« Quelle est l’opérationnalité du concept de résilience ? » s’interrogeait Chloë Voisin-Bormuth, Directrice de la recherche à la Fabrique de la Cité, le 12 février 2020 au Forum Urbain Mondial d’Abu Dhabi. Cette question peut surprendre : de nombreuses villes étant venues à Abu Dhabi pour présenter leur stratégie de résilience et la fondation Rockefeller y ayant annoncé la création de son nouveau réseau de villes résilientes, le Global Resilient Cities Network, peut-on douter que la résilience est un moteur efficace pour l’action ? Certainement pas, affirme Chloë Voisin-Bormuth: il est certain que le concept de résilience a permis de lever de nombreuses difficultés liées à une certaine gestion des risques poursuivant l’ambition de risque zéro – notamment celle d’arriver à prendre des mesures même quand tout ne peut être maîtrisé et de fédérer des acteurs très différents autour d’un programme d’actions transversales.

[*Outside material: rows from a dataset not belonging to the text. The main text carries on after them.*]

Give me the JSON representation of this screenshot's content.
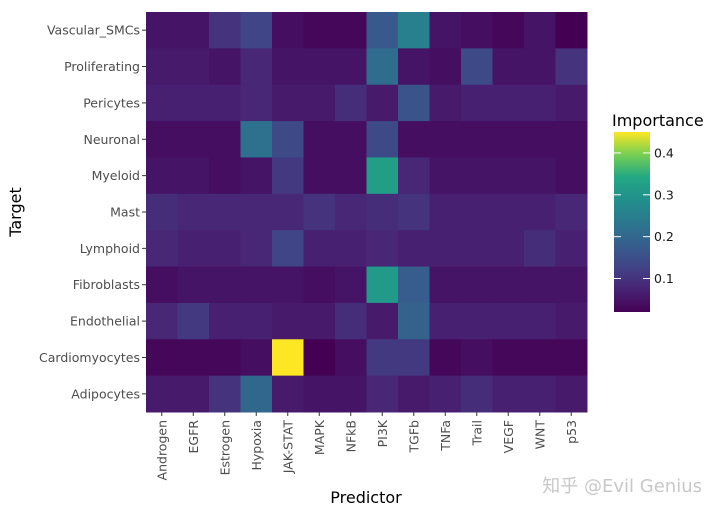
{
  "chart_data": {
    "type": "heatmap",
    "xlabel": "Predictor",
    "ylabel": "Target",
    "x": [
      "Androgen",
      "EGFR",
      "Estrogen",
      "Hypoxia",
      "JAK-STAT",
      "MAPK",
      "NFkB",
      "PI3K",
      "TGFb",
      "TNFa",
      "Trail",
      "VEGF",
      "WNT",
      "p53"
    ],
    "y": [
      "Vascular_SMCs",
      "Proliferating",
      "Pericytes",
      "Neuronal",
      "Myeloid",
      "Mast",
      "Lymphoid",
      "Fibroblasts",
      "Endothelial",
      "Cardiomyocytes",
      "Adipocytes"
    ],
    "values": [
      [
        0.05,
        0.05,
        0.1,
        0.13,
        0.04,
        0.03,
        0.03,
        0.17,
        0.25,
        0.05,
        0.04,
        0.03,
        0.05,
        0.02
      ],
      [
        0.06,
        0.06,
        0.05,
        0.08,
        0.05,
        0.05,
        0.05,
        0.21,
        0.05,
        0.04,
        0.14,
        0.05,
        0.05,
        0.1
      ],
      [
        0.07,
        0.07,
        0.07,
        0.08,
        0.06,
        0.06,
        0.09,
        0.06,
        0.16,
        0.06,
        0.07,
        0.07,
        0.07,
        0.06
      ],
      [
        0.04,
        0.04,
        0.04,
        0.22,
        0.14,
        0.04,
        0.04,
        0.14,
        0.04,
        0.04,
        0.04,
        0.04,
        0.04,
        0.04
      ],
      [
        0.05,
        0.05,
        0.04,
        0.05,
        0.11,
        0.04,
        0.04,
        0.32,
        0.08,
        0.05,
        0.05,
        0.05,
        0.05,
        0.04
      ],
      [
        0.09,
        0.08,
        0.08,
        0.08,
        0.08,
        0.1,
        0.08,
        0.09,
        0.1,
        0.07,
        0.07,
        0.07,
        0.07,
        0.08
      ],
      [
        0.08,
        0.07,
        0.07,
        0.08,
        0.13,
        0.07,
        0.07,
        0.08,
        0.07,
        0.07,
        0.07,
        0.07,
        0.09,
        0.07
      ],
      [
        0.04,
        0.05,
        0.05,
        0.05,
        0.05,
        0.04,
        0.05,
        0.31,
        0.18,
        0.05,
        0.05,
        0.05,
        0.05,
        0.05
      ],
      [
        0.08,
        0.11,
        0.07,
        0.07,
        0.06,
        0.06,
        0.09,
        0.06,
        0.19,
        0.07,
        0.07,
        0.07,
        0.07,
        0.06
      ],
      [
        0.03,
        0.03,
        0.03,
        0.04,
        0.45,
        0.02,
        0.04,
        0.11,
        0.11,
        0.03,
        0.04,
        0.03,
        0.03,
        0.03
      ],
      [
        0.06,
        0.06,
        0.1,
        0.2,
        0.06,
        0.05,
        0.05,
        0.08,
        0.06,
        0.07,
        0.09,
        0.07,
        0.07,
        0.06
      ]
    ],
    "legend": {
      "title": "Importance",
      "placement": "right",
      "ticks": [
        0.1,
        0.2,
        0.3,
        0.4
      ],
      "tick_labels": [
        "0.1",
        "0.2",
        "0.3",
        "0.4"
      ],
      "range": [
        0.02,
        0.45
      ]
    },
    "grid": true,
    "colormap": "viridis"
  },
  "watermark": "知乎 @Evil Genius"
}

Pourtant, la séduction qu’opère le concept de résilience est justement ce qui risque de limiter son opérationnalité. La résilience propose en effet un projet très positif et valorisant : réussir à résister et à s’adapter à un choc et par-delà l’épreuve, devenir meilleur (Build back better). Mais Chloë Voisin-Bormuth a montré que ne se concentrer que sur cette dimension de la résilience risque de conduire à différentes impasses : d’une part, celle de distribuer les bons points (pour les résilients) et les mauvais (pour ceux qui n’arrivent pas à être résilients) sans analyser les raisons structurelles qui expliquent la capacité à surmonter une épreuve ; d’autre part, celle d’éviter de poser la question complexe et très politique du risque acceptable alors même que la richesse même du concept de résilience vient de ce qu’il assume la perte consécutive au choc ; enfin, celle de réduire la résilience à un projet technique et à une série de bonnes pratiques, alors que la résilience est avant tout un projet de société au centre duquel se trouve le facteur humain.
L’opérationnalité de la résilience est réelle, les présentations des villes au Forum Urbain Mondial l’ont montré. Toutefois, comme tout projet de société, ses présupposés doivent être explicités et faire l’objet d’un véritable débat. Les cas de Pittsburgh et de Hambourg sont à cet égard particulièrement inspirants a rappelé Chloë Voisin-Bormuth. En ce sens, le renforcement des différents réseaux de villes résilientes et leur élargissement à d’autres partenariats, dont la société civile, est une bonne nouvelle : l’échange d’expérience et la mise à distance critique ainsi permis peuvent servir de base à ce débat nécessaire.